Tuesday, February 14, 2012

Tea party's poisoned punch

   In sitcoms, it's called "Jumping the Shark." In politics, I'm introducing a term for a political party that loses contact with its essence and forgets its audience.

   It's called "passing the ladle."

   Ladle — as in bearer of a beverage with arsenic sweetener.

   Suddenly, in the presidential nominating process, it appears the Republican Party thirsts for what a certain purple joy juice delivers, and not, say, what getting someone elected does.

     Rick Santorum, this is your moment.

     Polls say your moment could be extended, as increasing numbers of Republicans are having Romney remorse. And Newt Gingrich's bombast is going for naught, and Ron Paul is — not really in the party's discussion.

    This is good for two people: (1) Santorum. (2) The person the Republicans want more than anything to beat.

    For this, the Grand Old Party can give credit for its new life force, the tea party. We call this a new thing, but the tea party really is just proving to be the same old Jerry Falwell-Father Coughlin pulpit-pounding right that has always offered itself as the nation's savior.

   Electable? Pass the purple passion.

   It was fitting that Santorum made his biggest breakthrough on his super Tuesday in the Colorado caucuses, where Romney was presumed to be safest. The fact is, Colorado tea partisans have proved to be quite the pacemakers in telling Republicans with a chance at winning to go take a hike, or enter a monastery, or whatever.

    The GOP had a major opportunity to take Colorado's U.S. Senate seat in 2010, only to give the nomination to tea party favorite Ken Buck instead of established commodity Jane Norton, the former lieutenant governor.
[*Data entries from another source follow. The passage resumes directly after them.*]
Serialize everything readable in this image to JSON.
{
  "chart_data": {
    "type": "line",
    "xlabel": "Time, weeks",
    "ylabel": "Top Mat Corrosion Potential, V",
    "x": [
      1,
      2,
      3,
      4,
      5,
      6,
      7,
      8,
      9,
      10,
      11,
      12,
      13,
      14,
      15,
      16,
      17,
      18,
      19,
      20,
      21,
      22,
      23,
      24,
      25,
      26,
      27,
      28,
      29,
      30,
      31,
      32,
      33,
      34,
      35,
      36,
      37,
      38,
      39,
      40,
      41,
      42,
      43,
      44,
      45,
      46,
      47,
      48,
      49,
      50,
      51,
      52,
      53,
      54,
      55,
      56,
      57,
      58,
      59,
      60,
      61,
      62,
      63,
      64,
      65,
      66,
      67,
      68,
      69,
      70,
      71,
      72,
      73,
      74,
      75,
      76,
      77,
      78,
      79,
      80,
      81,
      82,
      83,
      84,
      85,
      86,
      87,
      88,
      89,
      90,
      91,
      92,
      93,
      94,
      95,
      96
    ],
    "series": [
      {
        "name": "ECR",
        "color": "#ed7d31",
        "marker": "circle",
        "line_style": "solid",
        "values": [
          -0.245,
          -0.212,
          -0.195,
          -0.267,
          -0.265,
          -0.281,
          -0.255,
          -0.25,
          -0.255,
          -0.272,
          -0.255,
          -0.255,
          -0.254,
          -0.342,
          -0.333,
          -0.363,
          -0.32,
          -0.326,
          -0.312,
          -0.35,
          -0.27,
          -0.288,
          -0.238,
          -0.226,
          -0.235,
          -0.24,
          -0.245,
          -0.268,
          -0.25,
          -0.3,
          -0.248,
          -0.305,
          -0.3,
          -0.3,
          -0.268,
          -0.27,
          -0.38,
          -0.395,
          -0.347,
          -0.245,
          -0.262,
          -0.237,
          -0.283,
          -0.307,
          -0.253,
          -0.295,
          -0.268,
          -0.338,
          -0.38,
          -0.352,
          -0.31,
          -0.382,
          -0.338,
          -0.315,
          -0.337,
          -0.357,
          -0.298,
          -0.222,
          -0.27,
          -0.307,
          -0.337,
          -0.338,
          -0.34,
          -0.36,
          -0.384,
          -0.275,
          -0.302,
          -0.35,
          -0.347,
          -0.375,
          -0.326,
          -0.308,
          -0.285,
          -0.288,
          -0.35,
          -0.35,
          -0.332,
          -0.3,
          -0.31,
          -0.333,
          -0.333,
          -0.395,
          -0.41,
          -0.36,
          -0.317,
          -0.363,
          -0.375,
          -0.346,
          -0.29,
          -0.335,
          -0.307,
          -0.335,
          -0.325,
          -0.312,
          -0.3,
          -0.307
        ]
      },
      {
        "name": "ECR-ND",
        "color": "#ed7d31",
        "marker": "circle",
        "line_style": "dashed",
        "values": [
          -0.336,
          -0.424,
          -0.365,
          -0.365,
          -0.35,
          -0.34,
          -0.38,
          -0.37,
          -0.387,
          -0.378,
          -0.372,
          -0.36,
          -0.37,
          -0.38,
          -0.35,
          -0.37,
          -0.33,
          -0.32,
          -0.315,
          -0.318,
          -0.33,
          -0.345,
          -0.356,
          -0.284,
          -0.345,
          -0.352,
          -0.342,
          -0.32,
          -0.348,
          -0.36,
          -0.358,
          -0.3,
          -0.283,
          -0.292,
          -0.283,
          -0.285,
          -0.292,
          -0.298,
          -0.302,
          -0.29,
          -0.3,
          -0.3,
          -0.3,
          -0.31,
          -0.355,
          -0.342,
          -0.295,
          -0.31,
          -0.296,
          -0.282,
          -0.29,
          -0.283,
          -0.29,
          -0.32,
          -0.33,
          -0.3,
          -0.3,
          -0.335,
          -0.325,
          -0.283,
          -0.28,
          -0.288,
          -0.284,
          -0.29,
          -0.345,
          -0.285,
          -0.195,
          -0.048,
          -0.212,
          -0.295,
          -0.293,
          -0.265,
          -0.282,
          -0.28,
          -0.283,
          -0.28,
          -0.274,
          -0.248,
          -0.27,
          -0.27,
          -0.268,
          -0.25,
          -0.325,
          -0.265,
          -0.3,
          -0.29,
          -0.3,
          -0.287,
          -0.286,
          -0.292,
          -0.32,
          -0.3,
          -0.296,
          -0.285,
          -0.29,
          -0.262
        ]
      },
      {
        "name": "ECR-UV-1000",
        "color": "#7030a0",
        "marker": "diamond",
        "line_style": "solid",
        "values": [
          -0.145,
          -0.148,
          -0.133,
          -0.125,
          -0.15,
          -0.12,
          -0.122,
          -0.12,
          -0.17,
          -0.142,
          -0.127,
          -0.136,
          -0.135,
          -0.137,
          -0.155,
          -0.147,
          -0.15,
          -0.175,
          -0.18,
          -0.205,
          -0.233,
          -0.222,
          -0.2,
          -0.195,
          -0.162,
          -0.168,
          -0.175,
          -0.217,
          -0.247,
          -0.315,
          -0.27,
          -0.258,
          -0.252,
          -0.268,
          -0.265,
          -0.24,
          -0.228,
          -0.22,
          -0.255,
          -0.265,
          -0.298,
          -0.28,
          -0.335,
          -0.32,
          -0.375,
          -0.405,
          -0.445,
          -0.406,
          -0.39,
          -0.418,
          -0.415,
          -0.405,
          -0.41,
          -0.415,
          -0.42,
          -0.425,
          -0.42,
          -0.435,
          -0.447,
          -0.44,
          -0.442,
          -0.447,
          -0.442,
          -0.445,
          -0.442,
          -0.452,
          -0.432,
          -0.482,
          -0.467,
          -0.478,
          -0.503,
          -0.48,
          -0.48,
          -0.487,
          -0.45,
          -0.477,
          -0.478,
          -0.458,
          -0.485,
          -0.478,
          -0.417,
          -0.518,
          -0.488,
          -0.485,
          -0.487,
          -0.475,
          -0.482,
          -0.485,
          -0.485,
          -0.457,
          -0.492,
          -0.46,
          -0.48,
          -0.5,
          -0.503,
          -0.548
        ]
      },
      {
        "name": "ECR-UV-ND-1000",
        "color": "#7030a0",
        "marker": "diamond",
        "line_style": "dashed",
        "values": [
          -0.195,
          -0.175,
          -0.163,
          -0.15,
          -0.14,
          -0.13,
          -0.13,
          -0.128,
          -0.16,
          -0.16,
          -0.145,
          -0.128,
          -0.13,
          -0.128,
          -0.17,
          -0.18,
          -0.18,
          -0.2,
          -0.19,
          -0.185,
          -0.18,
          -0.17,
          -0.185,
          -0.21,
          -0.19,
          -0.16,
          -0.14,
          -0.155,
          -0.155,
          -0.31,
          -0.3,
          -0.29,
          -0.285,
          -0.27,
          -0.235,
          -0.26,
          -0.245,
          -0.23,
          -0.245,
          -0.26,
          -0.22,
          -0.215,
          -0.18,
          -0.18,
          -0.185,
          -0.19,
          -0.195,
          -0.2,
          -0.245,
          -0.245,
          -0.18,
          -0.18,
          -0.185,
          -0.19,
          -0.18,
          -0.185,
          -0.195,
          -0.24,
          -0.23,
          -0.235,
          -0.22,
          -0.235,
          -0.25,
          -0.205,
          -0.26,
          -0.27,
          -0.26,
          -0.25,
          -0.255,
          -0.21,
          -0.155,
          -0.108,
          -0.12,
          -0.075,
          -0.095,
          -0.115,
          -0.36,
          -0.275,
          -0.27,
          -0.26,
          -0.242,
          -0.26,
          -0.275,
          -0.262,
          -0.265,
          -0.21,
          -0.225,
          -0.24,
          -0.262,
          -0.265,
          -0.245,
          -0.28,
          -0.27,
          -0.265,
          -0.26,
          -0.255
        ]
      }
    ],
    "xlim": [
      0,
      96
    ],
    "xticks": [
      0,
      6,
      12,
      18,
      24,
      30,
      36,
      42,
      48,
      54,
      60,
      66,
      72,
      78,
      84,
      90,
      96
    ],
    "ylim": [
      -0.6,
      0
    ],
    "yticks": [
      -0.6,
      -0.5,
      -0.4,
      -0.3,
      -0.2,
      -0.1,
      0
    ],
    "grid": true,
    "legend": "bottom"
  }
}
Buck, in his bombast and hard-right social stances, scared away many centrists. Democrat Michael Bennet won.

     Now, Santorum is knighted by these same people, the ones with the Kool-Aid mustaches.

     This is the man who wants women to step back from such matters as serving the country in combat, or, well, any function outside of the home. Just read his his denunciations of "radical feminists" — you know, the ones working.
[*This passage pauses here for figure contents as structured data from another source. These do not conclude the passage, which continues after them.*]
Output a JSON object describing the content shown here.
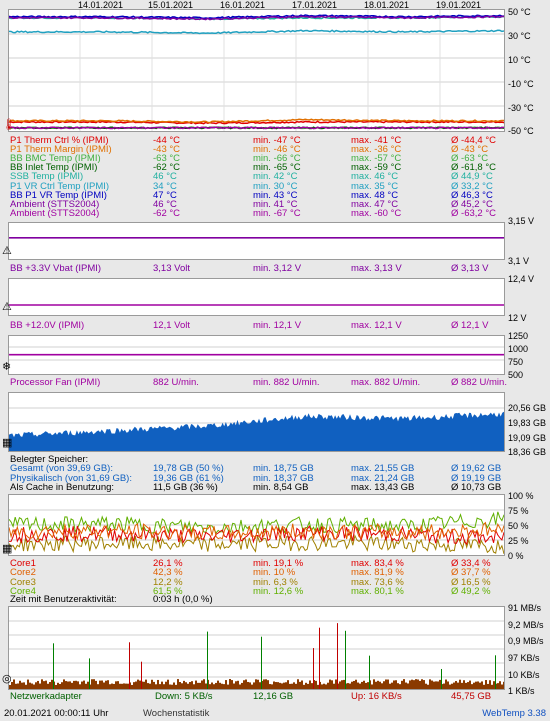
{
  "dates": [
    "14.01.2021",
    "15.01.2021",
    "16.01.2021",
    "17.01.2021",
    "18.01.2021",
    "19.01.2021"
  ],
  "temp": {
    "axis": [
      "50 °C",
      "30 °C",
      "10 °C",
      "-10 °C",
      "-30 °C",
      "-50 °C"
    ],
    "rows": [
      {
        "label": "P1 Therm Ctrl % (IPMI)",
        "cur": "-44 °C",
        "min": "min. -47 °C",
        "max": "max. -41 °C",
        "avg": "Ø -44,4 °C",
        "color": "#e00000"
      },
      {
        "label": "P1 Therm Margin (IPMI)",
        "cur": "-43 °C",
        "min": "min. -46 °C",
        "max": "max. -36 °C",
        "avg": "Ø -43 °C",
        "color": "#e07000"
      },
      {
        "label": "BB BMC Temp (IPMI)",
        "cur": "-63 °C",
        "min": "min. -66 °C",
        "max": "max. -57 °C",
        "avg": "Ø -63 °C",
        "color": "#40b040"
      },
      {
        "label": "BB Inlet Temp (IPMI)",
        "cur": "-62 °C",
        "min": "min. -65 °C",
        "max": "max. -59 °C",
        "avg": "Ø -61,8 °C",
        "color": "#006000"
      },
      {
        "label": "SSB Temp (IPMI)",
        "cur": "46 °C",
        "min": "min. 42 °C",
        "max": "max. 46 °C",
        "avg": "Ø 44,9 °C",
        "color": "#20b0a0"
      },
      {
        "label": "P1 VR Ctrl Temp (IPMI)",
        "cur": "34 °C",
        "min": "min. 30 °C",
        "max": "max. 35 °C",
        "avg": "Ø 33,2 °C",
        "color": "#20a0c0"
      },
      {
        "label": "BB P1 VR Temp (IPMI)",
        "cur": "47 °C",
        "min": "min. 43 °C",
        "max": "max. 48 °C",
        "avg": "Ø 46,3 °C",
        "color": "#0000c0"
      },
      {
        "label": "Ambient (STTS2004)",
        "cur": "46 °C",
        "min": "min. 41 °C",
        "max": "max. 47 °C",
        "avg": "Ø 45,2 °C",
        "color": "#8000a0"
      },
      {
        "label": "Ambient (STTS2004)",
        "cur": "-62 °C",
        "min": "min. -67 °C",
        "max": "max. -60 °C",
        "avg": "Ø -63,2 °C",
        "color": "#a000a0"
      }
    ]
  },
  "vbat": {
    "axis": [
      "3,15 V",
      "3,1 V"
    ],
    "label": "BB +3.3V Vbat (IPMI)",
    "cur": "3,13 Volt",
    "min": "min. 3,12 V",
    "max": "max. 3,13 V",
    "avg": "Ø 3,13 V",
    "color": "#8000a0"
  },
  "v12": {
    "axis": [
      "12,4 V",
      "12 V"
    ],
    "label": "BB +12.0V (IPMI)",
    "cur": "12,1 Volt",
    "min": "min. 12,1 V",
    "max": "max. 12,1 V",
    "avg": "Ø 12,1 V",
    "color": "#a000a0"
  },
  "fan": {
    "axis": [
      "1250",
      "1000",
      "750",
      "500"
    ],
    "label": "Processor Fan (IPMI)",
    "cur": "882 U/min.",
    "min": "min. 882 U/min.",
    "max": "max. 882 U/min.",
    "avg": "Ø 882 U/min.",
    "color": "#a000a0"
  },
  "mem": {
    "axis": [
      "20,56 GB",
      "19,83 GB",
      "19,09 GB",
      "18,36 GB"
    ],
    "title": "Belegter Speicher:",
    "rows": [
      {
        "label": "Gesamt (von 39,69 GB):",
        "cur": "19,78 GB (50 %)",
        "min": "min. 18,75 GB",
        "max": "max. 21,55 GB",
        "avg": "Ø 19,62 GB",
        "color": "#1060c0"
      },
      {
        "label": "Physikalisch (von 31,69 GB):",
        "cur": "19,36 GB (61 %)",
        "min": "min. 18,37 GB",
        "max": "max. 21,24 GB",
        "avg": "Ø 19,19 GB",
        "color": "#1060c0"
      },
      {
        "label": "Als Cache in Benutzung:",
        "cur": "11,5 GB (36 %)",
        "min": "min. 8,54 GB",
        "max": "max. 13,43 GB",
        "avg": "Ø 10,73 GB",
        "color": "#000000"
      }
    ]
  },
  "cpu": {
    "axis": [
      "100 %",
      "75 %",
      "50 %",
      "25 %",
      "0 %"
    ],
    "rows": [
      {
        "label": "Core1",
        "cur": "26,1 %",
        "min": "min. 19,1 %",
        "max": "max. 83,4 %",
        "avg": "Ø 33,4 %",
        "color": "#e00000"
      },
      {
        "label": "Core2",
        "cur": "42,3 %",
        "min": "min. 10 %",
        "max": "max. 81,9 %",
        "avg": "Ø 37,7 %",
        "color": "#e06000"
      },
      {
        "label": "Core3",
        "cur": "12,2 %",
        "min": "min. 6,3 %",
        "max": "max. 73,6 %",
        "avg": "Ø 16,5 %",
        "color": "#a08000"
      },
      {
        "label": "Core4",
        "cur": "61,5 %",
        "min": "min. 12,6 %",
        "max": "max. 80,1 %",
        "avg": "Ø 49,2 %",
        "color": "#60b000"
      }
    ],
    "activity_label": "Zeit mit Benutzeraktivität:",
    "activity_value": "0:03 h (0,0 %)"
  },
  "net": {
    "axis": [
      "91 MB/s",
      "9,2 MB/s",
      "0,9 MB/s",
      "97 KB/s",
      "10 KB/s",
      "1 KB/s"
    ],
    "label": "Netzwerkadapter",
    "down": "Down: 5 KB/s",
    "down_total": "12,16 GB",
    "up": "Up: 16 KB/s",
    "up_total": "45,75 GB"
  },
  "footer": {
    "timestamp": "20.01.2021 00:00:11 Uhr",
    "stats": "Wochenstatistik",
    "brand": "WebTemp 3.38"
  },
  "chart_data": [
    {
      "type": "line",
      "title": "",
      "x": [
        "14.01.2021",
        "15.01.2021",
        "16.01.2021",
        "17.01.2021",
        "18.01.2021",
        "19.01.2021"
      ],
      "ylim": [
        -50,
        50
      ],
      "series": [
        {
          "name": "P1 Therm Ctrl % (IPMI)",
          "values": [
            -44,
            -44,
            -45,
            -44,
            -44,
            -44
          ]
        },
        {
          "name": "P1 Therm Margin (IPMI)",
          "values": [
            -43,
            -43,
            -44,
            -42,
            -43,
            -43
          ]
        },
        {
          "name": "BB BMC Temp (IPMI)",
          "values": [
            -63,
            -63,
            -64,
            -62,
            -63,
            -63
          ]
        },
        {
          "name": "BB Inlet Temp (IPMI)",
          "values": [
            -62,
            -62,
            -63,
            -61,
            -62,
            -62
          ]
        },
        {
          "name": "SSB Temp (IPMI)",
          "values": [
            45,
            45,
            44,
            45,
            45,
            46
          ]
        },
        {
          "name": "P1 VR Ctrl Temp (IPMI)",
          "values": [
            33,
            33,
            32,
            34,
            33,
            34
          ]
        },
        {
          "name": "BB P1 VR Temp (IPMI)",
          "values": [
            46,
            46,
            45,
            47,
            46,
            47
          ]
        },
        {
          "name": "Ambient (STTS2004)",
          "values": [
            45,
            45,
            44,
            46,
            45,
            46
          ]
        },
        {
          "name": "Ambient (STTS2004)",
          "values": [
            -63,
            -63,
            -64,
            -62,
            -63,
            -62
          ]
        }
      ]
    },
    {
      "type": "line",
      "series": [
        {
          "name": "BB +3.3V Vbat (IPMI)",
          "values": [
            3.13,
            3.13,
            3.13,
            3.13,
            3.13,
            3.13
          ]
        }
      ],
      "ylim": [
        3.1,
        3.15
      ]
    },
    {
      "type": "line",
      "series": [
        {
          "name": "BB +12.0V (IPMI)",
          "values": [
            12.1,
            12.1,
            12.1,
            12.1,
            12.1,
            12.1
          ]
        }
      ],
      "ylim": [
        12,
        12.4
      ]
    },
    {
      "type": "line",
      "series": [
        {
          "name": "Processor Fan (IPMI)",
          "values": [
            882,
            882,
            882,
            882,
            882,
            882
          ]
        }
      ],
      "ylim": [
        500,
        1250
      ]
    },
    {
      "type": "area",
      "series": [
        {
          "name": "Gesamt (von 39,69 GB):",
          "values": [
            18.9,
            19.1,
            19.3,
            19.7,
            19.6,
            19.8
          ]
        }
      ],
      "ylim": [
        18.36,
        20.56
      ]
    },
    {
      "type": "line",
      "series": [
        {
          "name": "Core1",
          "values": [
            33,
            35,
            30,
            36,
            33,
            26
          ]
        },
        {
          "name": "Core2",
          "values": [
            38,
            40,
            35,
            39,
            37,
            42
          ]
        },
        {
          "name": "Core3",
          "values": [
            16,
            17,
            15,
            18,
            16,
            12
          ]
        },
        {
          "name": "Core4",
          "values": [
            50,
            52,
            46,
            51,
            48,
            61
          ]
        }
      ],
      "ylim": [
        0,
        100
      ]
    },
    {
      "type": "bar",
      "series": [
        {
          "name": "Netzwerkadapter"
        }
      ]
    }
  ]
}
     This is the man who doesn't think insurance should cover contraception, no way, no how. For one thing, he says, it is "only a minor expense." That's true if a woman happens to have $850 a year rattling around, based on estimates more reliable than anything Santorum will acknowledge.

    This is the man who said the right of privacy "does not exist," and that fighting gay marriage is tantamount to the war on terror.

     These are just samples of what Santorum brings to the table. It's not what wins general elections. Caucuses? Yes. Straw polls? Yes. Internet polls? Yes. Fox News analyst roles? Oh, yes.

     Several analysts have observed that the Roger Ailes-Rupert Murdoch spin machine at Fox has been hostile to Romney and has been hoping to have one of its own — Gingrich, Huckabee, Palin — as the one it would build up against Obama. Santorum was one, too, a paid Fox talking head, after getting ousted from the Senate.

     If it's true that Fox was picking horses (perish that thought, as it is strictly "fair and balanced"), it probably hadn't wagered much on Santorum. But now — miracles of miracles — he's the man who isn't Mitt.

     This shows us nothing more about Santorum than it did about Pat Robertson, boosted by the pious right to success at select GOP caucuses in 1988, and Pat Buchanan eight years later. It's also what took Huckabee so far in 2008 and gives Palin her enduring Republican cachet.

    Some people really do thirst for a theocracy, the "Christian nation" America never was. These people have shown they will show up for party meetings and get their way.

    Some observers were thinking the tea party was a new breed, mostly focused on fiscal discipline, rather than, say, on Deuteronomy. Wrong.

    Repackaged of the cloth that brought us the Moral Majority and the Christian Coalition, it is bound and determined to nominate people who don't represent a nation of diversity that was built on tolerance. These people want a leader who sees said features as America's downfall.

    Which is good for the man they want to beat more than anything.